READ MORE: FBI Warns Egregor Ransomware Actors Actively Extorting Entities

“Stemming the tide of cyber extortion will only happen if the industry is starved of its profitability. This trend was a distinct positive during Q4,” researchers wrote. “The dramatic reduction was attributed to more victims of data exfiltration attacks saying ‘enough’ and choosing not to pay.”

“With more companies falling victim, more are having the opportunity to constructively consider the trade offs, and are increasingly choosing not to pay,” they added. “Attacking the raw economics of the cyber extortion economy from multiple angles is the best way to retract the volume of attacks.”

The hope is that as the number of companies refusing to pay demands increases, there may be a material decrease in the number of attacks. Though the decline in payment amounts is vastly seen as a positive, profit margins are high for attackers. There's also a small risk of arrest.

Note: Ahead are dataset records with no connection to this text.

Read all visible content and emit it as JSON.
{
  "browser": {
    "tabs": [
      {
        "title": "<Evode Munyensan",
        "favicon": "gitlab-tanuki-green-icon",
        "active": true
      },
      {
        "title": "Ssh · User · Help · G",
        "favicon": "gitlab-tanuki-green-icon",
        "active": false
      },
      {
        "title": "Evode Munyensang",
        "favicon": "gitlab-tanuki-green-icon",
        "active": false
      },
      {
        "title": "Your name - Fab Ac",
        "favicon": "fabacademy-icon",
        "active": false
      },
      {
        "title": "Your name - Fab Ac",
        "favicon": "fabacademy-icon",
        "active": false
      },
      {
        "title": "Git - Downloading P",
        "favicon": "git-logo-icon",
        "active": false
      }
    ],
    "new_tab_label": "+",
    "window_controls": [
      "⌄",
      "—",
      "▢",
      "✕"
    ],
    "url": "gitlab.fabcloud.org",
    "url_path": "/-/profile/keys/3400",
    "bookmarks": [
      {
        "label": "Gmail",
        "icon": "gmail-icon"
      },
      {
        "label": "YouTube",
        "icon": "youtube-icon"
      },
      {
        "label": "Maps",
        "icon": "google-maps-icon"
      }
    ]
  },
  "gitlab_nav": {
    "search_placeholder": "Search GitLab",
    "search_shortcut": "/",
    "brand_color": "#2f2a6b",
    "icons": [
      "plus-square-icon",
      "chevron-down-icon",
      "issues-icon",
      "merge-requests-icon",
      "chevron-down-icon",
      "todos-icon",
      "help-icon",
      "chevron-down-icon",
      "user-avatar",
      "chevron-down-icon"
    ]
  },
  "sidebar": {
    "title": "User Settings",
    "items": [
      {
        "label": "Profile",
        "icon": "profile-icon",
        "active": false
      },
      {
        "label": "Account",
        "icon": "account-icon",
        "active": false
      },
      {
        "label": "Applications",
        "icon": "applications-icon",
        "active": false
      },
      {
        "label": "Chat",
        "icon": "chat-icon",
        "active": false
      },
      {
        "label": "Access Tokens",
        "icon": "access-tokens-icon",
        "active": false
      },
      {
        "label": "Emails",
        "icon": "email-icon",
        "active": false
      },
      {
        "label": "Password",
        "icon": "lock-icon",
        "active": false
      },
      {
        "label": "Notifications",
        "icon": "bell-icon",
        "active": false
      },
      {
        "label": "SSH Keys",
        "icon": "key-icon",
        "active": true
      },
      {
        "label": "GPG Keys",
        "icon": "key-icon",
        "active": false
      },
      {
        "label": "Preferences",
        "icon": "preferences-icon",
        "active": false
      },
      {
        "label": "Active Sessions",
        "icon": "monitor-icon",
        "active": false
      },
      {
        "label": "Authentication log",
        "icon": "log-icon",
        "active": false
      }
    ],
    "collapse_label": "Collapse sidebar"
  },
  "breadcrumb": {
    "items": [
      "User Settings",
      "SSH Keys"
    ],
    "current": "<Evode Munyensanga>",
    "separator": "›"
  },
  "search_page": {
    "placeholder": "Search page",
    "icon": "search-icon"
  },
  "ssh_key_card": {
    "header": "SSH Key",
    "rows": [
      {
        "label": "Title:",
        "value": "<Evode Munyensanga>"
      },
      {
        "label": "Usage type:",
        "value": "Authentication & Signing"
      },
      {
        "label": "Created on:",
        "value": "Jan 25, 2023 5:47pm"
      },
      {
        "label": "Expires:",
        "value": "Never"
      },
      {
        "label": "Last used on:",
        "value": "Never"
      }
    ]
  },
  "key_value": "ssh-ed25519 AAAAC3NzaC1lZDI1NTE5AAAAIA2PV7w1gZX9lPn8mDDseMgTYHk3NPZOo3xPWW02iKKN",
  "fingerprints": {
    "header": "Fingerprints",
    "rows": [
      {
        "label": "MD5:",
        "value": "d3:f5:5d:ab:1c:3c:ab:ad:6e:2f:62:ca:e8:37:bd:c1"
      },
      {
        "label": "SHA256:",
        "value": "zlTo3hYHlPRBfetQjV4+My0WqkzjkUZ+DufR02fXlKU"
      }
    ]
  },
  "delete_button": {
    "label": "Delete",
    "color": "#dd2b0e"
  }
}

Further, data shows that stolen data is not purged or deleted after a payment. There’s also been an increase in hacking groups forging data exfiltration, when the actors did not actually steal the data. Coveware stressed this highlights the need for entities to both thoroughly vet the threats and to not pay extortion demands.

Data Destruction

Another disturbing ransomware demand trend emerged in Q4: a number of victims reported hackers irreversibly destroyed data, in addition to the previous destruction of backups or encryption of critical systems.

Multiple entities reported entire clusters of servers or data were permanently wiped, with no recourse for recovery -- even when the decryption key was provided.

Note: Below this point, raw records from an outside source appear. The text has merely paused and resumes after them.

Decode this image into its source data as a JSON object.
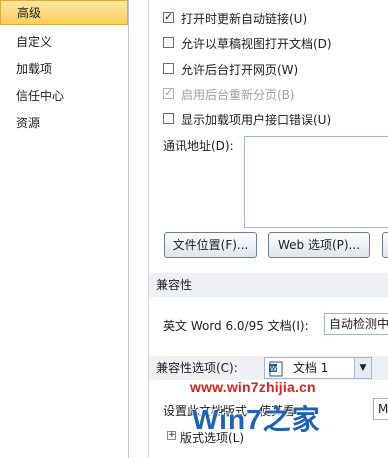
{
  "nav": {
    "items": [
      "高级",
      "自定义",
      "加载项",
      "信任中心",
      "资源"
    ],
    "active_index": 0
  },
  "general": {
    "checkboxes": [
      {
        "label": "打开时更新自动链接(U)",
        "checked": true,
        "disabled": false
      },
      {
        "label": "允许以草稿视图打开文档(D)",
        "checked": false,
        "disabled": false
      },
      {
        "label": "允许后台打开网页(W)",
        "checked": false,
        "disabled": false
      },
      {
        "label": "启用后台重新分页(B)",
        "checked": true,
        "disabled": true
      },
      {
        "label": "显示加载项用户接口错误(U)",
        "checked": false,
        "disabled": false
      }
    ],
    "mailing_address_label": "通讯地址(D):",
    "mailing_address_value": "",
    "file_locations_button": "文件位置(F)...",
    "web_options_button": "Web 选项(P)..."
  },
  "compatibility": {
    "section_title": "兼容性",
    "word_format_label": "英文 Word 6.0/95 文档(I):",
    "word_format_value": "自动检测中",
    "options_section_title": "兼容性选项(C):",
    "document_select_value": "文档 1",
    "layout_label": "设置此文档版式",
    "layout_label_tail": "使其看",
    "layout_select_value": "M",
    "layout_options_label": "版式选项(L)"
  },
  "watermark": {
    "url": "www.win7zhijia.cn",
    "logo": "Win7之家"
  },
  "colors": {
    "active_nav": "#fbcd5b",
    "section_bg": "#eef0f4",
    "border": "#a4b5cf",
    "watermark_red": "#d8241c",
    "watermark_blue": "#1e63b8"
  }
}
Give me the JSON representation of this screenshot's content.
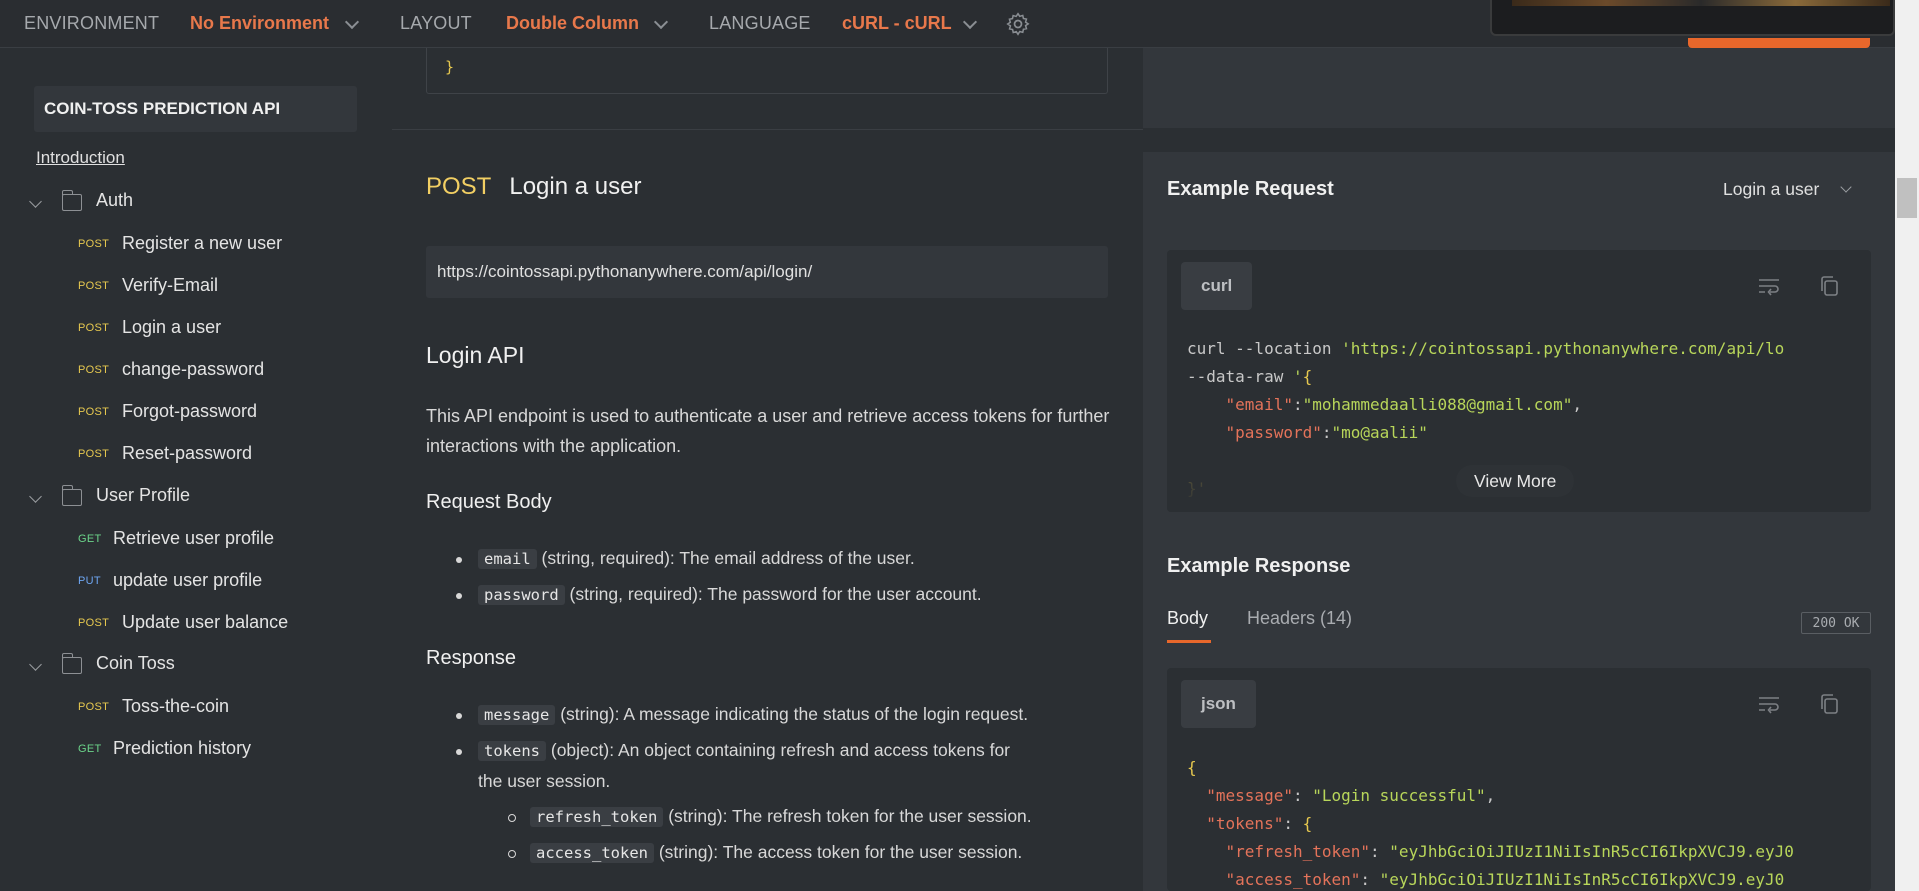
{
  "topbar": {
    "environment_label": "ENVIRONMENT",
    "environment_value": "No Environment",
    "layout_label": "LAYOUT",
    "layout_value": "Double Column",
    "language_label": "LANGUAGE",
    "language_value": "cURL - cURL"
  },
  "sidebar": {
    "api_title": "COIN-TOSS PREDICTION API",
    "introduction": "Introduction",
    "folders": [
      {
        "label": "Auth",
        "items": [
          {
            "method": "POST",
            "label": "Register a new user"
          },
          {
            "method": "POST",
            "label": "Verify-Email"
          },
          {
            "method": "POST",
            "label": "Login a user"
          },
          {
            "method": "POST",
            "label": "change-password"
          },
          {
            "method": "POST",
            "label": "Forgot-password"
          },
          {
            "method": "POST",
            "label": "Reset-password"
          }
        ]
      },
      {
        "label": "User Profile",
        "items": [
          {
            "method": "GET",
            "label": "Retrieve user profile"
          },
          {
            "method": "PUT",
            "label": "update user profile"
          },
          {
            "method": "POST",
            "label": "Update user balance"
          }
        ]
      },
      {
        "label": "Coin Toss",
        "items": [
          {
            "method": "POST",
            "label": "Toss-the-coin"
          },
          {
            "method": "GET",
            "label": "Prediction history"
          }
        ]
      }
    ]
  },
  "main": {
    "top_code_closing": "}",
    "method": "POST",
    "endpoint_title": "Login a user",
    "url": "https://cointossapi.pythonanywhere.com/api/login/",
    "section_title": "Login API",
    "description": "This API endpoint is used to authenticate a user and retrieve access tokens for further interactions with the application.",
    "request_body_title": "Request Body",
    "request_body": [
      {
        "code": "email",
        "text": " (string, required): The email address of the user."
      },
      {
        "code": "password",
        "text": " (string, required): The password for the user account."
      }
    ],
    "response_title": "Response",
    "response": [
      {
        "code": "message",
        "text": " (string): A message indicating the status of the login request."
      },
      {
        "code": "tokens",
        "text": " (object): An object containing refresh and access tokens for",
        "text2": "the user session."
      }
    ],
    "response_tokens": [
      {
        "code": "refresh_token",
        "text": " (string): The refresh token for the user session."
      },
      {
        "code": "access_token",
        "text": " (string): The access token for the user session."
      }
    ]
  },
  "example_request": {
    "title": "Example Request",
    "selected": "Login a user",
    "lang": "curl",
    "code": {
      "l1_cmd": "curl --location ",
      "l1_url": "'https://cointossapi.pythonanywhere.com/api/lo",
      "l2_flag": "--data-raw ",
      "l2_q": "'",
      "l2_brace": "{",
      "l3_key": "\"email\"",
      "l3_val": "\"mohammedaalli088@gmail.com\"",
      "l4_key": "\"password\"",
      "l4_val": "\"mo@aalii\"",
      "l5": "}'"
    },
    "view_more": "View More"
  },
  "example_response": {
    "title": "Example Response",
    "tab_body": "Body",
    "tab_headers": "Headers (14)",
    "status": "200 OK",
    "lang": "json",
    "code": {
      "l1": "{",
      "l2_key": "\"message\"",
      "l2_val": "\"Login successful\"",
      "l3_key": "\"tokens\"",
      "l3_brace": "{",
      "l4_key": "\"refresh_token\"",
      "l4_val": "\"eyJhbGciOiJIUzI1NiIsInR5cCI6IkpXVCJ9.eyJ0",
      "l5_key": "\"access_token\"",
      "l5_val": "\"eyJhbGciOiJIUzI1NiIsInR5cCI6IkpXVCJ9.eyJ0"
    }
  },
  "colors": {
    "accent": "#e8784b",
    "post": "#e6c84f",
    "get": "#6bd48a",
    "put": "#6ea6f2"
  }
}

“Ransomware actors are typically attentive when it comes to deleting data, as they know victims are only incentivized to pay for a tool if the data is still there, and merely encrypted,” COveware researchers wrote. “

"The uptick in haphazard data destruction has led some victims to suffer significant data loss and extended business interruption as they struggle to rebuild systems from scratch,” they added. “It remains unclear whether these events have been outliers or a symptom of less experienced bad actors handling the attack execution.”